Pause-vertising is the latest attempt by advertisers to get tv viewer's eyeballs and ears on their commercials. Ads that only run when you pause a tv show while streaming. "Imagine an ad for soda or beer that comes on the screen just as you decide to stop the action during a run of an episode of Black-ish on Hulu to go to the kitchen for a snack, or a pitch for toilet paper that begins to move in the moments before you choose to halt the video stream for a bathroom break," reports Brian Steinberg. "And yet, there's no guarantee viewers will welcome 'pause-vertising' any more than they do the current crop of 30-second pitches." Read more about Pause-vertising... here.
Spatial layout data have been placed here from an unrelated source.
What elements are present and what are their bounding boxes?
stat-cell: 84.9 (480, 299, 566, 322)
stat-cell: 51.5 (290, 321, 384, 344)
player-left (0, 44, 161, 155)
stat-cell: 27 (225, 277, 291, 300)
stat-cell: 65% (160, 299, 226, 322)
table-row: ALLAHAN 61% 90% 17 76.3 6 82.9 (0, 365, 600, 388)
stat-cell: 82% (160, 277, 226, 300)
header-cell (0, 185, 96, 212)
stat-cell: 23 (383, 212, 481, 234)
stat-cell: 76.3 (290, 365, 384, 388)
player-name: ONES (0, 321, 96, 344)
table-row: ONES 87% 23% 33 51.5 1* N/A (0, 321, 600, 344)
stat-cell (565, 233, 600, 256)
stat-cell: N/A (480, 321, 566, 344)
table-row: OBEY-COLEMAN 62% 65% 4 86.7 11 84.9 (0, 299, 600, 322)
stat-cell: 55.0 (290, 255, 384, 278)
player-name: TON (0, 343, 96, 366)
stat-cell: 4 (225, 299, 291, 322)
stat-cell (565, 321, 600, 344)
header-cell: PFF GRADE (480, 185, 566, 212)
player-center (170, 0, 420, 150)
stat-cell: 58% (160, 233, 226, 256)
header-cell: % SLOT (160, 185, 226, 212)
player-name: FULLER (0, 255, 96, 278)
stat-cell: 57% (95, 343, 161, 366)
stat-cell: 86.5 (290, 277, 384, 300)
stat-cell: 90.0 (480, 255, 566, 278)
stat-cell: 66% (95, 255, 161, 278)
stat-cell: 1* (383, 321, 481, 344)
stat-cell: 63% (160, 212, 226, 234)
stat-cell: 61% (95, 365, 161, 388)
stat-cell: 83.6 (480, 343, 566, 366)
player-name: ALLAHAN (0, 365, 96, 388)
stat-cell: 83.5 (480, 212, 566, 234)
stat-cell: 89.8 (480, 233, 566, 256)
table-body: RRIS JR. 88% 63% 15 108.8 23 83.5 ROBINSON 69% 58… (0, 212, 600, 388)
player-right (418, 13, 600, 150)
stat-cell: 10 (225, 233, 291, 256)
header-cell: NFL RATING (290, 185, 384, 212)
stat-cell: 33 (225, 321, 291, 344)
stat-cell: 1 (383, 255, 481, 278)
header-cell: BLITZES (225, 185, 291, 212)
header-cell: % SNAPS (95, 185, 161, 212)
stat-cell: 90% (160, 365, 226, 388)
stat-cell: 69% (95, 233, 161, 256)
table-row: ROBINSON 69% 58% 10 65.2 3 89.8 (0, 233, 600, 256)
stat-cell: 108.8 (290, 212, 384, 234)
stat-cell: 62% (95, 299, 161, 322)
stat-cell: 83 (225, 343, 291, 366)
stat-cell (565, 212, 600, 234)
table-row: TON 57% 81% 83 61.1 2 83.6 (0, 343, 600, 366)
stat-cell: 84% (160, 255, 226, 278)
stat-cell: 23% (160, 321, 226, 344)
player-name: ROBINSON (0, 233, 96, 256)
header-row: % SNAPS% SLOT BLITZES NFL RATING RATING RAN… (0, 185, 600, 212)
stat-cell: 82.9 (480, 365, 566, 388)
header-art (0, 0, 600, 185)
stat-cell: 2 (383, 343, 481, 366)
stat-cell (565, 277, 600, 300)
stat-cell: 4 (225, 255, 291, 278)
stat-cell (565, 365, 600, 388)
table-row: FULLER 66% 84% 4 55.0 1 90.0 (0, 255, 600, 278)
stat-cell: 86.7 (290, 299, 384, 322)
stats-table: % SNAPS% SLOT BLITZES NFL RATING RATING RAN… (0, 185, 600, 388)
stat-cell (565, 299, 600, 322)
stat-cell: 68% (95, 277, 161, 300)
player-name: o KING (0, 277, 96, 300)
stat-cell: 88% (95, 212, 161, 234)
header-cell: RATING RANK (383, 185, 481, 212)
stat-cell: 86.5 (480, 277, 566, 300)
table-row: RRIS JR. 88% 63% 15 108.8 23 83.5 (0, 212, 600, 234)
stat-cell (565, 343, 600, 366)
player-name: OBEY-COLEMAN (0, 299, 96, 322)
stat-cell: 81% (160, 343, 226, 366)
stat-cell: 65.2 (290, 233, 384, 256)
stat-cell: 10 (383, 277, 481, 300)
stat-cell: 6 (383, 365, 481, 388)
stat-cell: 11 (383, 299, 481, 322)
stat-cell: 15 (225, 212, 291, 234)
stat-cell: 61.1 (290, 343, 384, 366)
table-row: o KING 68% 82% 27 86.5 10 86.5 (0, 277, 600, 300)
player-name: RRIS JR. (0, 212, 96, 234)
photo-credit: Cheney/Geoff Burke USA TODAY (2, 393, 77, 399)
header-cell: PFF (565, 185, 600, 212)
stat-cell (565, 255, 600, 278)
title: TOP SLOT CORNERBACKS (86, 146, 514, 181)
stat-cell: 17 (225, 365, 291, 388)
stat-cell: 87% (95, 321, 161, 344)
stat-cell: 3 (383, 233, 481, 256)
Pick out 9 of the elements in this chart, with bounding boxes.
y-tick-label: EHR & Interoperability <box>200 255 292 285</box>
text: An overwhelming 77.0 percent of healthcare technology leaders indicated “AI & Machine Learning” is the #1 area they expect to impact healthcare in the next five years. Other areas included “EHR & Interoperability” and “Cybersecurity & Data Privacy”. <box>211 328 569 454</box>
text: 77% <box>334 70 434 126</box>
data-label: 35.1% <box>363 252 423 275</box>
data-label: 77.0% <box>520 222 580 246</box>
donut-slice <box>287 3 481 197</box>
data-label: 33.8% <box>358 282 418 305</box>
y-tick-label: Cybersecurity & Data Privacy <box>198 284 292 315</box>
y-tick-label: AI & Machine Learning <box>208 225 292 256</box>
The Marvelous Mrs. Maisel started season two this week. Here's an interview with the starring actress Rachel Brosnahan. "[Frances McDormand] said something to me that I will never forget, that there seem to be 27,000 new products a day out there to alter your face... but that your face is a road map to your life and to everything that has made you who you are up until that point. And why would you ever want to erase any part of that? That every line on her face is every smile she's ever smiled and every tear she's ever cried and frown she's ever frowned. And she wears them with pride."

This military secret formula for falling asleep in two minutes is said to work for 96 per cent of people after six weeks of practice.

Here's how to do it:

  1. Relax the muscles in your face, including tongue, jaw and the muscles around the eyes

  2. Drop your shoulders as far down as they'll go, followed by your upper and lower arm, one side at a time

  3. Breathe out, relaxing your chest followed by your legs, starting from the thighs and working down

  4. You should then spend 10 seconds trying to clear your mind before thinking about one of the three following images:

  • You're lying in a canoe on a calm lake with nothing but a clear blue sky above you

  • You're lying in a black velvet hammock in a pitch-black room

  • You say "don't think, don't think, don't think" to yourself over and over for about 10 seconds.

Can a Windex ad move you to tears?

Nah.

Um.

Maybe.

"In a world that has decided that it's going to lose its mind, be more kind my friend. Try to be more kind."